The tortured cry went through Larabee like a knife, even as the ferocity of Vin's desperate struggles took him by surprise. He held him as carefully as he could, trying not to hurt him, trying to keep Vin from hurting himself. But adrenalin was giving Tanner a surprising strength - for a few minutes, anyway - and Chris constantly had to tighten his grip if only to keep his friend from lurching out of bed. He knew he had to be hurting Vin, heard it in Tanner's curses and howls, but also knew he didn't dare let go.

But nothing, nothing hurt Chris like hearing Vin screaming in terror for him, never realizing it was Chris who held him, who was being forced to hurt him.

Christ, why didn't Tanner just pass out and spare them both?

Though Chris never heard it, the heart monitor was shrieking again, and a nurse hurried in to investigate, followed closely by Dr. Stone. The doctor took in the sight of the two men struggling on the bed, rapped out a terse order to the nurse, then raced forward to help Larabee restrain Tanner.

"What happened?" she shouted, grabbing one of Vin's arms and helping Chris push him back against the bed.

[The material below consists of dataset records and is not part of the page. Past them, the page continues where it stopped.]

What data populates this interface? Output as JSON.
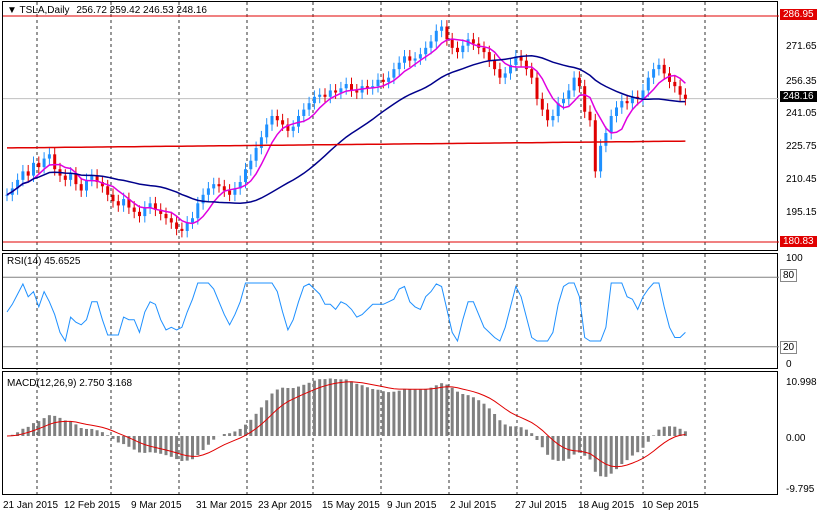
{
  "price_pane": {
    "symbol": "TSLA,Daily",
    "ohlc": "256.72 259.42 246.53 248.16",
    "ticks": [
      "286.95",
      "271.65",
      "256.35",
      "241.05",
      "225.75",
      "210.45",
      "195.15",
      "180.83"
    ],
    "current_price": "248.16",
    "level_high": "286.95",
    "level_low": "180.83"
  },
  "rsi_pane": {
    "title": "RSI(14) 45.6525",
    "ticks": [
      "100",
      "80",
      "20",
      "0"
    ]
  },
  "macd_pane": {
    "title": "MACD(12,26,9) 2.750 3.168",
    "ticks": [
      "10.998",
      "0.00",
      "-9.795"
    ]
  },
  "date_labels": [
    "21 Jan 2015",
    "12 Feb 2015",
    "9 Mar 2015",
    "31 Mar 2015",
    "23 Apr 2015",
    "15 May 2015",
    "9 Jun 2015",
    "2 Jul 2015",
    "27 Jul 2015",
    "18 Aug 2015",
    "10 Sep 2015"
  ],
  "colors": {
    "up_candle": "#1e90ff",
    "down_candle": "#e00000",
    "sma_fast": "#e000e0",
    "sma_mid": "#00008b",
    "sma_slow": "#e00000",
    "rsi_line": "#1e90ff",
    "macd_hist": "#808080",
    "macd_signal": "#e00000",
    "level_line": "#e00000",
    "level_tag_bg": "#e00000",
    "price_tag_bg": "#000000"
  },
  "chart_data": {
    "type": "candlestick",
    "symbol": "TSLA",
    "timeframe": "Daily",
    "ylim": [
      180.83,
      286.95
    ],
    "close_series": [
      203,
      206,
      210,
      214,
      212,
      218,
      216,
      220,
      222,
      215,
      212,
      210,
      213,
      208,
      205,
      210,
      212,
      209,
      207,
      203,
      200,
      198,
      201,
      197,
      195,
      193,
      197,
      199,
      196,
      194,
      192,
      190,
      187,
      186,
      190,
      192,
      199,
      203,
      206,
      208,
      207,
      205,
      203,
      206,
      209,
      215,
      219,
      225,
      230,
      236,
      240,
      238,
      236,
      233,
      235,
      240,
      243,
      246,
      249,
      250,
      249,
      252,
      251,
      253,
      255,
      252,
      251,
      254,
      253,
      254,
      257,
      256,
      258,
      262,
      265,
      268,
      266,
      267,
      269,
      272,
      275,
      280,
      282,
      276,
      272,
      270,
      273,
      276,
      274,
      272,
      270,
      266,
      262,
      258,
      260,
      264,
      268,
      266,
      262,
      258,
      248,
      243,
      238,
      240,
      246,
      248,
      252,
      258,
      254,
      242,
      238,
      214,
      226,
      232,
      240,
      244,
      247,
      246,
      249,
      248,
      252,
      258,
      262,
      264,
      260,
      256,
      254,
      250,
      248
    ]
  }
}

"Hell if I know!" Larabee snarled, still holding Tanner down. "One minute he was calm, we were talking, and the next ... he just snapped! He keeps screamin' for me- Goddamn it, be still!" he shouted, climbing atop Vin and using his body to hold him down as Tanner tried to twist and buck free. "You're gonna hurt yourself!"

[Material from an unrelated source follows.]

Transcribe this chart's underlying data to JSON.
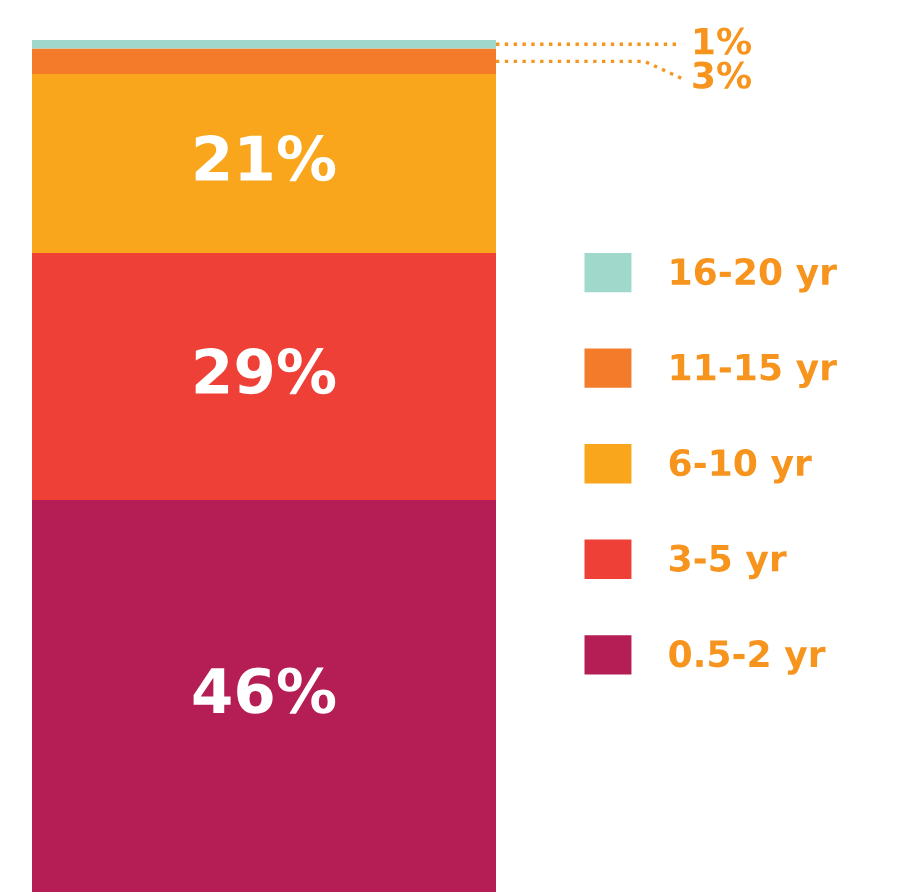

The nurse was back in moments. Without a word, she hurried forward and administered the sedative ordered by Dr. Stone.

They continued to hold him until it took effect, until his thrashing and screaming ceased, until he collapsed and lay still and silent. And while doctor and nurse began looking him over to make certain he had done no further harm to himself, Chris backed away from the bed until he came to the wall, then slid slowly down it and sat on the floor, drained of every last vestige of strength.